Wsypuję mąkę do sporej miski ( można oczywiście wyrobić na
stolnicy), dodaję drożdże rozpuszczone w malutkiej ilości mleka, dodaję oliwę i
szczyptę soli. Wlewam wodę i wyrabiam rękami na gładką masę. Po wyrobieniu
ciasto pozostawiam w misce, oprószam mąką i pozostawiam w ciepłym miejscu na
ok. 30 minut.
W tym czasie mąż przyrządza sos pomidorowy: na patelni zesmaża
pomidory z peperoncino, czosnkiem, rozmarynem i oregano.

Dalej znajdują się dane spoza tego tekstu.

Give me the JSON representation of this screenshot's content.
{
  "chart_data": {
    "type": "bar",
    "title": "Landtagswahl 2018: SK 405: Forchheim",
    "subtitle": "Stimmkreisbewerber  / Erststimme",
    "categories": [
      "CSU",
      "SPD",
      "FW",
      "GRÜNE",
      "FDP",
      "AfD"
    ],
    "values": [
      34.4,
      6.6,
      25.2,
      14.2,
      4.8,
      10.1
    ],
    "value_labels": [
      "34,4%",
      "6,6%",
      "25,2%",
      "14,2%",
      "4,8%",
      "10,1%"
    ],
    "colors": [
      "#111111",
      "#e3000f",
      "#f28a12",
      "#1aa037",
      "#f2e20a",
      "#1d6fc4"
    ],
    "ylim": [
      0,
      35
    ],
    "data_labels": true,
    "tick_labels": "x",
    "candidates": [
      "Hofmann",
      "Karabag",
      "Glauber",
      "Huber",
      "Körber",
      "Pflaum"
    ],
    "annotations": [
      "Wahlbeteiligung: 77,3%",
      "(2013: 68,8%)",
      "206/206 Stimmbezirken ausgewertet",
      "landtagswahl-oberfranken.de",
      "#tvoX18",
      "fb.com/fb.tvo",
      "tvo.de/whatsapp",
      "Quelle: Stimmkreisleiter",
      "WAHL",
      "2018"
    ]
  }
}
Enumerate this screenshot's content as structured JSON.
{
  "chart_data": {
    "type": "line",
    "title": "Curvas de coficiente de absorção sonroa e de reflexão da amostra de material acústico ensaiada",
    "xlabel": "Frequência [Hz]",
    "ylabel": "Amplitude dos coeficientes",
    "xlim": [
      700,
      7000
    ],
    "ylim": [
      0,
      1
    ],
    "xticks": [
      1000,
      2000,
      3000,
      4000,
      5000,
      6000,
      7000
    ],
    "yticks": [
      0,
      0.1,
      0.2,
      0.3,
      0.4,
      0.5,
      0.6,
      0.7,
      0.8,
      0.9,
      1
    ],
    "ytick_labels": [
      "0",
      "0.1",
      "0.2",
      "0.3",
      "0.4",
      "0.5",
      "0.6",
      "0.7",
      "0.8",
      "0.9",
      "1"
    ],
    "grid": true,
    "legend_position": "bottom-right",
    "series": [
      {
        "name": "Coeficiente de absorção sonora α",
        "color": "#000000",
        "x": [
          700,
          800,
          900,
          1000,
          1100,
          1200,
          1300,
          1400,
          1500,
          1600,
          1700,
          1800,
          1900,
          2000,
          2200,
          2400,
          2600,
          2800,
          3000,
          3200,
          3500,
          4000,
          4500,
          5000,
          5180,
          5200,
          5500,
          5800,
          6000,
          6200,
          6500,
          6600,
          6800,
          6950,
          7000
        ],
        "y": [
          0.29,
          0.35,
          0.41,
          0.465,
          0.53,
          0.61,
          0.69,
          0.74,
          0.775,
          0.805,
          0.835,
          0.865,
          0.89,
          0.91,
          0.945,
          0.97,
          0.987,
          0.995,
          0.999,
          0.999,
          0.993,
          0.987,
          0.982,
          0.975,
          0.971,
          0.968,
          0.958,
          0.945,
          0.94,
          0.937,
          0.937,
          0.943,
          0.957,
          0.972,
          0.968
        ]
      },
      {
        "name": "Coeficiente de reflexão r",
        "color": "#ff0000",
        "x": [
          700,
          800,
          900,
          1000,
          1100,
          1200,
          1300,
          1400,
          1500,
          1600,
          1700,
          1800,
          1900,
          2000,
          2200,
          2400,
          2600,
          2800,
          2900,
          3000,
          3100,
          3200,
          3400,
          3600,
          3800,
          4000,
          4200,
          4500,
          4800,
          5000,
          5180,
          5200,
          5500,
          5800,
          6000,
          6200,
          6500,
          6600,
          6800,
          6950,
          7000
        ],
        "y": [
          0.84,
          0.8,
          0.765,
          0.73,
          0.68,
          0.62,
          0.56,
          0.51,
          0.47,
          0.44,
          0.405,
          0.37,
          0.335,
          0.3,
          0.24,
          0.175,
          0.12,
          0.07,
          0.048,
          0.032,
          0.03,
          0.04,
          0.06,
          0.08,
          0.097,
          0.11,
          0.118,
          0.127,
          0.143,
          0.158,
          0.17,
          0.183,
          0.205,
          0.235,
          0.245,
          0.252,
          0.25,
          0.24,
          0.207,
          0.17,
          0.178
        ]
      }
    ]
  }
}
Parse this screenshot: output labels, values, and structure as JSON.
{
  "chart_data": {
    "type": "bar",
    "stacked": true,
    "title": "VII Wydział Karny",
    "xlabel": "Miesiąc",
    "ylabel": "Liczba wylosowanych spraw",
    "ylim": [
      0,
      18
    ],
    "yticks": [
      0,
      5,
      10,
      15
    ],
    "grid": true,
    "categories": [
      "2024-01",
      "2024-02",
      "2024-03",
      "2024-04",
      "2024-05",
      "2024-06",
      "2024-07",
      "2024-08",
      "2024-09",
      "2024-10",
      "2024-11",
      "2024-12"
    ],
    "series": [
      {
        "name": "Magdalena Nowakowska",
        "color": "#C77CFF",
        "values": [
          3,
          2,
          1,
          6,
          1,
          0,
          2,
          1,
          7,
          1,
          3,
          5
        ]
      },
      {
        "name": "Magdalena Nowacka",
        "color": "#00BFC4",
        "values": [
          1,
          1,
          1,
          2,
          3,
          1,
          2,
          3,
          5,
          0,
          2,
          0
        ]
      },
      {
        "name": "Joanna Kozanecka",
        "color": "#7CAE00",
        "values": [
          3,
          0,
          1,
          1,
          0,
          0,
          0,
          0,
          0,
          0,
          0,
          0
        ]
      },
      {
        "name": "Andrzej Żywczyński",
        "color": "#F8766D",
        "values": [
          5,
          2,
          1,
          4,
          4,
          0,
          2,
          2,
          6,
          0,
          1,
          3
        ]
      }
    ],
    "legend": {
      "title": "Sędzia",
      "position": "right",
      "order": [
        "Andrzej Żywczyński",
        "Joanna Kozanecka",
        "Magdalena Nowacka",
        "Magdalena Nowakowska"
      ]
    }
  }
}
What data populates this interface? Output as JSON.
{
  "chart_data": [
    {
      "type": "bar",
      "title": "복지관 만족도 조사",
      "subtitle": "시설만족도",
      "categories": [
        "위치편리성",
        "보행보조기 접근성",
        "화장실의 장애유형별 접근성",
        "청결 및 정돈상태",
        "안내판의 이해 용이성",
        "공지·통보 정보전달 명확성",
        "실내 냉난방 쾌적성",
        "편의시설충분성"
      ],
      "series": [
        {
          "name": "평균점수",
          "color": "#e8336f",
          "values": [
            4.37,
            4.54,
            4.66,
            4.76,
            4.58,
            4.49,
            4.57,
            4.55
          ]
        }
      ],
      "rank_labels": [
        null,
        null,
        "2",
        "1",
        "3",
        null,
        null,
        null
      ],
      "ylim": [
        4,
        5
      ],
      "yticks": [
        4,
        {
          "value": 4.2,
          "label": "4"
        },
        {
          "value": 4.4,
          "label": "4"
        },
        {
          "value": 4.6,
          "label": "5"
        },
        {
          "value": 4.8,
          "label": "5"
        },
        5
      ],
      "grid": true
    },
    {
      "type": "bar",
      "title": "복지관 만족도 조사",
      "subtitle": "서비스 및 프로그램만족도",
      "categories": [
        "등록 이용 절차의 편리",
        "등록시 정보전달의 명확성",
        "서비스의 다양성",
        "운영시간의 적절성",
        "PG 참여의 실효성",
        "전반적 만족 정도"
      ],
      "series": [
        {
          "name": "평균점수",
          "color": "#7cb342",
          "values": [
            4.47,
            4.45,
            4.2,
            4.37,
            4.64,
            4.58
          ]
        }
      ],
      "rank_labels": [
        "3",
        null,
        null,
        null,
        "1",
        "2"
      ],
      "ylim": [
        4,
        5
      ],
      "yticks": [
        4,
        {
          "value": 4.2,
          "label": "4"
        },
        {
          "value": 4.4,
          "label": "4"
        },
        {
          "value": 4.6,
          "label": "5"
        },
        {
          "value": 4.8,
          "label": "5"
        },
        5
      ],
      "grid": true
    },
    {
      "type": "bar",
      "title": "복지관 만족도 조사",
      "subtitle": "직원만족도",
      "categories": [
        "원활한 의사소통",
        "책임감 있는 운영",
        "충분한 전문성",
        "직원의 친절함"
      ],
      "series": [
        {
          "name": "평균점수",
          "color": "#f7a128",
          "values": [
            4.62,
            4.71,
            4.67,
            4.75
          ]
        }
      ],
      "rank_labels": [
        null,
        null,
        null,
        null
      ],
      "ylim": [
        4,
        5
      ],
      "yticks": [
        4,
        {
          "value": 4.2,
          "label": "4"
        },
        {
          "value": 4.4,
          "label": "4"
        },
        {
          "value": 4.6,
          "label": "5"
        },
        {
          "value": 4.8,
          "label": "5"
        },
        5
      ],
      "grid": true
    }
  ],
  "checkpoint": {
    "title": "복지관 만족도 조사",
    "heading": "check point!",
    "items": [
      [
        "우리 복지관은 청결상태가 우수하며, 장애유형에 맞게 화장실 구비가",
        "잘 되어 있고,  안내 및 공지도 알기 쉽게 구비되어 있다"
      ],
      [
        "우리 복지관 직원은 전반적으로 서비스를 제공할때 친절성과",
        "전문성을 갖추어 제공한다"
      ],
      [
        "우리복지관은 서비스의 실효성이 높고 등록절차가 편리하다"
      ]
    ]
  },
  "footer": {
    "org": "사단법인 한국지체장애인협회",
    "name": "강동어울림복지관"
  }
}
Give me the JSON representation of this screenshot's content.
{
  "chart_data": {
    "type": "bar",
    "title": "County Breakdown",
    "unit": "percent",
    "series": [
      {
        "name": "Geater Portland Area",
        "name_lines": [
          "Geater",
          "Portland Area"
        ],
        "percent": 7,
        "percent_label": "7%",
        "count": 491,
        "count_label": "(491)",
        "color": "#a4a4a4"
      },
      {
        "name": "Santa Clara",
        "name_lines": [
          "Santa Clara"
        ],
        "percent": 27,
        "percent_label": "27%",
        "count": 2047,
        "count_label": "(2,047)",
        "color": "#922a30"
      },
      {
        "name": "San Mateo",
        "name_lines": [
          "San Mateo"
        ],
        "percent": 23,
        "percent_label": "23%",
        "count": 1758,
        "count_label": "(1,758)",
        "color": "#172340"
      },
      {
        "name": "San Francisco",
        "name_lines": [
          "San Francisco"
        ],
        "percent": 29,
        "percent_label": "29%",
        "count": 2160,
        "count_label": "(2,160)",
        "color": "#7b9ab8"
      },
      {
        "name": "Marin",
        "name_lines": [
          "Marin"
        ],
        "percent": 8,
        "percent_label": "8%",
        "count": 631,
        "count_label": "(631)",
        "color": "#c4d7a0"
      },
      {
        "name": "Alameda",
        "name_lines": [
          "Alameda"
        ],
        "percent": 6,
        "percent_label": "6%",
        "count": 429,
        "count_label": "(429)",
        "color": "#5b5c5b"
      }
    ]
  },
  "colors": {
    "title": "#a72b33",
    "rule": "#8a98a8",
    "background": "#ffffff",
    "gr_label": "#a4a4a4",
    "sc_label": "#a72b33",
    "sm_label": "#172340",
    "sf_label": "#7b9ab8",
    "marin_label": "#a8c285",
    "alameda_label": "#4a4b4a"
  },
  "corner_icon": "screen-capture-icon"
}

Wyrośnięte ciasto dzielę na 4 części i formuję z nich
okrągłe placki o grubości ok. 1 cm. Placki układam na wysmarowanej oliwą
blasze. Smaruję placki sosem , układam ser, szynkę, figi, skrapiam
oliwą.
Tutaj jeszcze przed rozłożeniem szynki:
Wkładam do nagrzanego do 200 stopni piekarnika na 15-20 minut.
Czas wykonania to ok. godz., ale zapewniam: WARTO!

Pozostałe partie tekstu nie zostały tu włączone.